Das Finanzgericht (FG) wies die Klagen ab. Die begehrten Kinderfreibeträge stünden dem Kläger nicht zu. Das Existenzminimum von Kindern werde steuerlich entweder durch die Kinderfreibeträge oder durch das Kindergeld nach dem X. Abschnitt EStG sichergestellt. Da der Kläger Kindergeld erhalten habe, komme ein Kinderfreibetrag nach § 32 EStG nicht in Betracht. Das FG könne auch nicht erkennen, dass die im EStG festgelegten Beträge zur Sicherung des Existenzminimums der Kinder nicht ausreichen würden. Im Übrigen seien die angefochtenen Bescheide hinsichtlich der Kinderfreibeträge vorläufig ergangen.

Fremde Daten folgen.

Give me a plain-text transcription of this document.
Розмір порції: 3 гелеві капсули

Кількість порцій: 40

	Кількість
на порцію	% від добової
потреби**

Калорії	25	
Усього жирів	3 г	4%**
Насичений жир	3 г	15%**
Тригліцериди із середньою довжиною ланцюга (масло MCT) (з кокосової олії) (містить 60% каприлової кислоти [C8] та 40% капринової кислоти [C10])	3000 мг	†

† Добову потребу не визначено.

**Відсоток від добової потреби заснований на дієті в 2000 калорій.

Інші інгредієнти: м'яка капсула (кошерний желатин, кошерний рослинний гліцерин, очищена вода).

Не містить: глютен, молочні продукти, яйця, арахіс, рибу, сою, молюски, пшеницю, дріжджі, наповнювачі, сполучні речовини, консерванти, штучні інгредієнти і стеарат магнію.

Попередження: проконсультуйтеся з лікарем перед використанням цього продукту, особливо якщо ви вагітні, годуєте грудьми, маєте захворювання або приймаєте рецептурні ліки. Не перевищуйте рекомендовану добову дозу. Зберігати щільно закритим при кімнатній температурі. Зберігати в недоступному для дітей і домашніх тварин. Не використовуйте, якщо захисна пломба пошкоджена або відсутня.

Das FG könne ferner nicht feststellen, dass die steuerliche Belastung des Klägers in Höhe von 10 238 DM (1995) und 5 436 DM (1996) verfassungswidrig sei. Unklar sei dem Gericht, was der Kläger mit seiner Kritik an den unterschiedlichen Steuersätzen bei Einkünften aus freiberuflicher Tätigkeit einerseits und nichtselbständiger Arbeit andererseits meine. Noch weniger nachvollziehbar sei, wie der Kläger zu dem Ergebnis komme, eine eventuelle Verfassungswidrigkeit der Tarifspreizung führe zur Nichtanwendung des Einkommensteuertarifs. Die sich aus seiner Auffassung ergebende Konsequenz, überhaupt keine Einkommensteuer zu erheben, sei offensichtlich nicht zu rechtfertigen.

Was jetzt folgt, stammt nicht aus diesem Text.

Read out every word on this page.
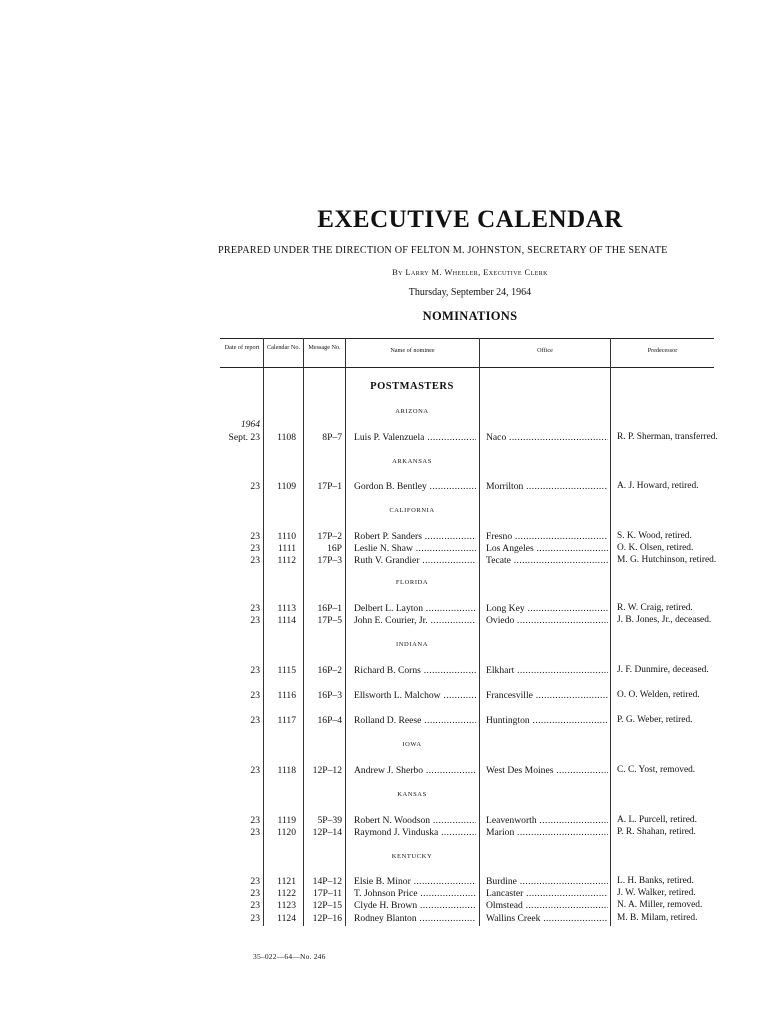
EXECUTIVE CALENDAR
PREPARED UNDER THE DIRECTION OF FELTON M. JOHNSTON, SECRETARY OF THE SENATE
By Larry M. Wheeler, Executive Clerk
Thursday, September 24, 1964
NOMINATIONS
Date of report	Calendar No.	Message No.	Name of nominee	Office	Predecessor
POSTMASTERS
1964
ARIZONA
Sept. 23	1108	8P–7 Luis P. Valenzuela .....	Naco .....	R. P. Sherman, transferred.
ARKANSAS
23	1109	17P–1 Gordon B. Bentley .....	Morrilton .....	A. J. Howard, retired.
CALIFORNIA
23	1110	17P–2 Robert P. Sanders .....	Fresno .....	S. K. Wood, retired.
23	1111	16P Leslie N. Shaw .....	Los Angeles .....	O. K. Olsen, retired.
23	1112	17P–3 Ruth V. Grandier .....	Tecate .....	M. G. Hutchinson, retired.
FLORIDA
23	1113	16P–1 Delbert L. Layton .....	Long Key .....	R. W. Craig, retired.
23	1114	17P–5 John E. Courier, Jr. .....	Oviedo .....	J. B. Jones, Jr., deceased.
INDIANA
23	1115	16P–2 Richard B. Corns .....	Elkhart .....	J. F. Dunmire, deceased.
23	1116	16P–3 Ellsworth L. Malchow .....	Francesville .....	O. O. Welden, retired.
23	1117	16P–4 Rolland D. Reese .....	Huntington .....	P. G. Weber, retired.
IOWA
23	1118	12P–12 Andrew J. Sherbo .....	West Des Moines .....	C. C. Yost, removed.
KANSAS
23	1119	5P–39 Robert N. Woodson .....	Leavenworth .....	A. L. Purcell, retired.
23	1120	12P–14 Raymond J. Vinduska .....	Marion .....	P. R. Shahan, retired.
KENTUCKY
23	1121	14P–12 Elsie B. Minor .....	Burdine .....	L. H. Banks, retired.
23	1122	17P–11 T. Johnson Price .....	Lancaster .....	J. W. Walker, retired.
23	1123	12P–15 Clyde H. Brown .....	Olmstead .....	N. A. Miller, removed.
23	1124	12P–16 Rodney Blanton .....	Wallins Creek .....	M. B. Milam, retired.
35–022—64—No. 246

Das FG hat die Revision nicht zugelassen.
Der Kläger rügt mit seiner Revision Verletzung des § 116 Abs. 1 Nr. 5 und des Art. 103 Abs. 1 des Grundgesetzes (GG). Er habe im Klageverfahren die Verfassungswidrigkeit der Spreizung des Einkommensteuertarifs (§ 32c EStG) und der zu geringen steuerlichen Freistellung des Familienexistenzminimums gerügt. Hierauf sei das FG in seinen Urteilsgründen nicht eingegangen.
Der Kläger beantragt, das Urteil des FG aufzuheben.
Der Beklagte und Revisionsbeklagte (das Finanzamt --FA--) beantragt, die Revision zurückzuweisen.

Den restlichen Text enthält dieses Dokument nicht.